In fact, the report states that pipeline capacity is so excessive now that the need for another pipeline is at least 10 years off. It goes on to say that if industry forecasts for oil field development are just slightly slower than expected, the flow out of Canada wouldn’t merit building Keystone XL until 2025 or 2030 — or perhaps even beyond that time frame.
“Building another pipeline is like buying a second refrigerator and expecting it to fill with food,” Blackburn said. “The real question is, ‘Is the food out of the field and ready to buy, and if so, who else would buy it so we can’t?’
“Oil doesn’t flow magically out of oil fields,” he continued. “It takes years to expand production. And if Asians buy the oil instead of us, we won’t get it anyway.”
The Tricky Asia Factor
The report also states that more Middle Eastern oil will flow to the U.S. if Canadian authorities allow companies to build a pipeline from Alberta, through British Columbia, to the Pacific Coast. That’s because it would be cheaper to ship oil via pipeline to the Pacific where it can be transported to Asia by tanker than it would be to pump it through the Keystone XL to the Gulf Coast.
According to the report, those savings on shipping would translate to oil companies earning at least $2 more per barrel by selling to Asia.
“The critical factor is losing oil to Asia, not increasing import capacity into the United States,” Blackburn said about insights from the report’s authors. “We’ve already rolled out two brand new red carpets for Canadian oil. A third won’t make a difference for years, if ever, especially if the Chinese roll out a more appealing red carpet in the meantime.”
Confining oil sands oil to North America would benefit consumers’ wallets, Blackburn said, but oil companies eager to fill their own pocketbooks are pressuring Canadian and U.S. governments for coastal access.
Building Keystone XL would serve to bolster Gulf Coast refineries, he said, adding that Midwestern refineries would likely expand if the proposed pipeline is nixed.
Why the DOE Study is Useful
The Ensys study is fair because it covers the territory requested by the State Department, Barratt-Brown said, but it is far from complete.
“I think the DOE report is very helpful overall because it makes the point that this tar sands pipeline is not needed,” she said, adding that the country already has two pipelines to accommodate Canadian oil sands — though neither one extends to the Gulf Coast. “The tradeoffs are too great and the report puts a fine point on that.”
Specifically, she noted that it doesn’t make any sense to rush to approve a pipeline with an expected lifespan of 50 years. Mining operations not only compromise Alberta’s boreal forests — a geography she referred to as the “Northern Serengeti” because of its tremendous biological diversity — but it also threatens the Ogallala Aquifer that Nebraska and other surrounding states count on for drinking water and agriculture.

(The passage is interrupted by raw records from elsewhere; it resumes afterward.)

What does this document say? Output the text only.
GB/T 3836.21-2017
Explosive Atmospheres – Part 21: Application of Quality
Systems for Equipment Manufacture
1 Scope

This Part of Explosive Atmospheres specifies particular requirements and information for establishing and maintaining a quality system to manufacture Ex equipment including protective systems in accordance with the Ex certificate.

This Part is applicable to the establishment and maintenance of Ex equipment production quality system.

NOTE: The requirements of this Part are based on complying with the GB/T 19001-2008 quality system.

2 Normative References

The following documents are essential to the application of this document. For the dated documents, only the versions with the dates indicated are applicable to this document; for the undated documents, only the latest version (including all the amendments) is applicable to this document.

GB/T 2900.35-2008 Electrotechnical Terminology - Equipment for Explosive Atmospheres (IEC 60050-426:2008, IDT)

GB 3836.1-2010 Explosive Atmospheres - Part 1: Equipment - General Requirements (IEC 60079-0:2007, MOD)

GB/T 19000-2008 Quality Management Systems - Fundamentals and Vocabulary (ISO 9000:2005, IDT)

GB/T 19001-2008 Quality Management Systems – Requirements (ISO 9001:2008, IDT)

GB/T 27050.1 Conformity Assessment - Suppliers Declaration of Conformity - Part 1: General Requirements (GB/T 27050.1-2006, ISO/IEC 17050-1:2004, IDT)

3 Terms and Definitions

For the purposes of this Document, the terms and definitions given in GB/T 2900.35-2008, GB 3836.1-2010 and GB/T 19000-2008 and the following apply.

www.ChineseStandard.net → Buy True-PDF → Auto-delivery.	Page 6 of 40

A yes or no on Keystone XL’s future won’t come Friday at a meeting with a prime minister intent on chatting up both Canadian oil and pipeline company interest in expansion of the tar sands, Barratt-Brown said.
Instead, she concluded, the decision will be informed by a mix of factors — the Ensys study, the revised environmental impact statement, the input of Congress and “the growing chorus of voices along the pipeline route afraid for their land and water, and in the refinery communities in the Gulf already struggling for cleaner air.”